Initially a student carrying a bottle with a flammable liquid approached the statue, sprinkled the liquid around it and set it on fire. The fire did not destroy it and as they were busy pulling at it, Joburg metro police officers arrived.
Police intervened and dispersed the crowd before the statue could be brought down.
The protesters attempt to remove the statue has created a stir on social media with many South Africans taking to Twitter to express their horror at the action by the protesters with many criticising the students saying their actions cause them to lose public sympathy and asking what statues had to do with free education.
After their failed attempt at removing the monument, protesters then headed to Jorrisen and Bertha Street in Braamfontein where they blockaded roads and burnt tyres.

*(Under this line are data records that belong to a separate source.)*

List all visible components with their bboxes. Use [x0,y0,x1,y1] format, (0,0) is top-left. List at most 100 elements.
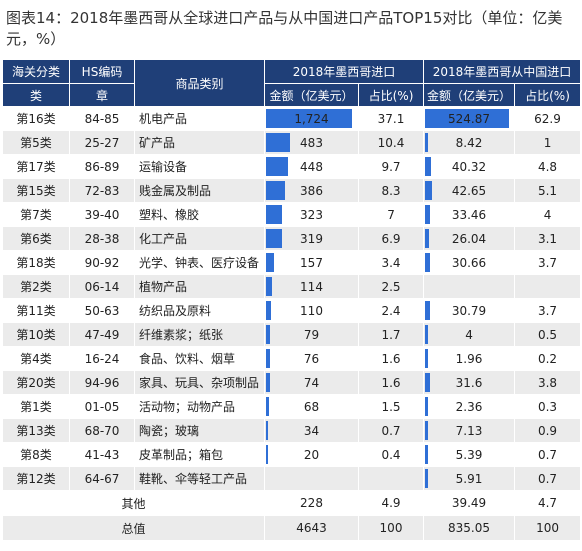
global-amount-cell: 76 [264,346,359,371]
china-amount-bar [425,109,510,128]
total-row-c-amt: 835.05 [423,515,516,541]
global-share-cell: 0.4 [357,442,425,467]
china-amount-cell: 5.39 [423,442,516,467]
china-share-cell: 4 [514,202,582,227]
china-amount-value: 8.42 [455,135,483,150]
hs-code-cell: 39-40 [69,202,135,227]
global-amount-value: 34 [303,423,320,438]
global-amount-value: 323 [300,207,323,222]
global-amount-cell: 319 [264,226,359,251]
global-share-cell: 7 [357,202,425,227]
china-amount-bar [425,229,430,248]
china-amount-cell: 42.65 [423,178,516,203]
hs-code-cell: 84-85 [69,106,135,131]
global-share-cell: 0.7 [357,418,425,443]
china-amount-cell: 33.46 [423,202,516,227]
global-amount-bar [266,301,271,320]
global-share-cell: 1.6 [357,346,425,371]
china-share-cell: 3.7 [514,298,582,323]
china-amount-cell: 8.42 [423,130,516,155]
global-amount-cell: 74 [264,370,359,395]
global-amount-cell: 157 [264,250,359,275]
global-share-cell: 10.4 [357,130,425,155]
global-amount-value: 448 [300,159,323,174]
header-global-amount: 金额（亿美元） [264,83,359,107]
hs-code-cell: 06-14 [69,274,135,299]
hs-code-cell: 94-96 [69,370,135,395]
china-amount-value: 524.87 [448,111,491,126]
global-amount-bar [266,157,288,176]
global-amount-bar [266,349,270,368]
customs-class-cell: 第20类 [2,370,70,395]
table-row: 第1类 01-05 活动物；动物产品 68 1.5 2.36 0.3 [2,394,582,419]
header-global-share: 占比(%) [357,83,425,107]
table-row: 第12类 64-67 鞋靴、伞等轻工产品 5.91 0.7 [2,466,582,491]
header-china-imports: 2018年墨西哥从中国进口 [423,59,582,84]
china-share-cell: 0.7 [514,442,582,467]
hs-code-cell: 16-24 [69,346,135,371]
global-amount-bar [266,253,274,272]
global-amount-value: 483 [300,135,323,150]
global-share-cell: 2.5 [357,274,425,299]
global-amount-bar [266,133,290,152]
global-amount-cell: 483 [264,130,359,155]
china-share-cell: 0.2 [514,346,582,371]
china-amount-value: 42.65 [451,183,487,198]
global-share-cell: 8.3 [357,178,425,203]
china-amount-value: 33.46 [451,207,487,222]
hs-code-cell: 41-43 [69,442,135,467]
table-row: 第17类 86-89 运输设备 448 9.7 40.32 4.8 [2,154,582,179]
global-amount-bar [266,277,272,296]
china-share-cell: 0.3 [514,394,582,419]
global-amount-cell: 448 [264,154,359,179]
global-share-cell: 6.9 [357,226,425,251]
global-amount-bar [266,373,270,392]
global-amount-cell: 1,724 [264,106,359,131]
category-cell: 运输设备 [134,154,265,179]
customs-class-cell: 第18类 [2,250,70,275]
global-amount-value: 114 [300,279,323,294]
header-china-amount: 金额（亿美元） [423,83,516,107]
global-amount-value: 20 [303,447,320,462]
category-cell: 贱金属及制品 [134,178,265,203]
china-amount-bar [425,397,429,416]
hs-code-cell: 72-83 [69,178,135,203]
china-share-cell: 0.9 [514,418,582,443]
category-cell: 化工产品 [134,226,265,251]
china-amount-cell: 40.32 [423,154,516,179]
china-amount-cell: 30.66 [423,250,516,275]
china-amount-cell: 1.96 [423,346,516,371]
china-share-cell: 4.8 [514,154,582,179]
global-amount-bar [266,229,282,248]
category-cell: 光学、钟表、医疗设备 [134,250,265,275]
table-row: 第2类 06-14 植物产品 114 2.5 [2,274,582,299]
customs-class-cell: 第6类 [2,226,70,251]
hs-code-cell: 64-67 [69,466,135,491]
china-share-cell: 0.5 [514,322,582,347]
china-amount-bar [425,445,429,464]
customs-class-cell: 第16类 [2,106,70,131]
customs-class-cell: 第7类 [2,202,70,227]
table-row: 第5类 25-27 矿产品 483 10.4 8.42 1 [2,130,582,155]
china-amount-value: 26.04 [451,231,487,246]
customs-class-cell: 第5类 [2,130,70,155]
category-cell: 活动物；动物产品 [134,394,265,419]
china-share-cell: 1 [514,130,582,155]
chart-title: 图表14：2018年墨西哥从全球进口产品与从中国进口产品TOP15对比（单位：亿… [6,9,563,48]
china-amount-bar [425,205,431,224]
global-share-cell [357,466,425,491]
china-share-cell [514,274,582,299]
china-amount-value: 30.79 [451,303,487,318]
china-amount-bar [425,469,429,488]
global-amount-value: 74 [303,375,320,390]
global-amount-value: 110 [300,303,323,318]
category-cell: 陶瓷；玻璃 [134,418,265,443]
global-amount-value: 1,724 [294,111,329,126]
global-amount-bar [266,397,269,416]
import-comparison-table: 海关分类 HS编码 商品类别 2018年墨西哥进口 2018年墨西哥从中国进口 … [2,59,582,541]
china-amount-cell: 7.13 [423,418,516,443]
global-amount-bar [266,181,285,200]
table-row: 第11类 50-63 纺织品及原料 110 2.4 30.79 3.7 [2,298,582,323]
china-amount-bar [425,373,431,392]
table-body: 第16类 84-85 机电产品 1,724 37.1 524.87 62.9 第5类 25-27… [2,106,582,541]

The students are challenging the university’s financial aid policies, which are said to have excluded a great number of students.
On Wednesday, Mthokozisi Ntumba was shot and killed during clashes between police and protesting students. Ntumba, 35, had just left a medical centre in Braamfontein when he was caught in the crossfire and allegedly shot by the police.
Two student journalists, Nondumiso Lehutso and Aphelele Buqwane, who work for the Vow FM (Voice of Wits FM) and Wits Vuvuzela, a student newspaper, were also shot with rubber bullets while reporting on the protests.
The following day, students marched to the African National Congress's (ANC) headquarters, as well as the Constitutional Court, to hand over their list of demands.
Wits University’s Student Representative Council (SRC) President Mpendulo Mfeka said their lawyers were working on an application for direct access to the Constitutional Court to demand that government be forced to provide free and decolonised education.
He said it was likely that this application would be launched next week.
“We are encouraging every lawyer who has an activist in them to try and reach out to us to help in launching this application. Every lawyer in this country must play their role,” Mfeka told the media yesterday.
SRC deputy president Sthembiso Dabula added that they are prepared to take the fight over fees nationwide.
“We are all facing the same issues. Financial exclusion is an issue of most universities in the country. We need to join forces to do it,” she said.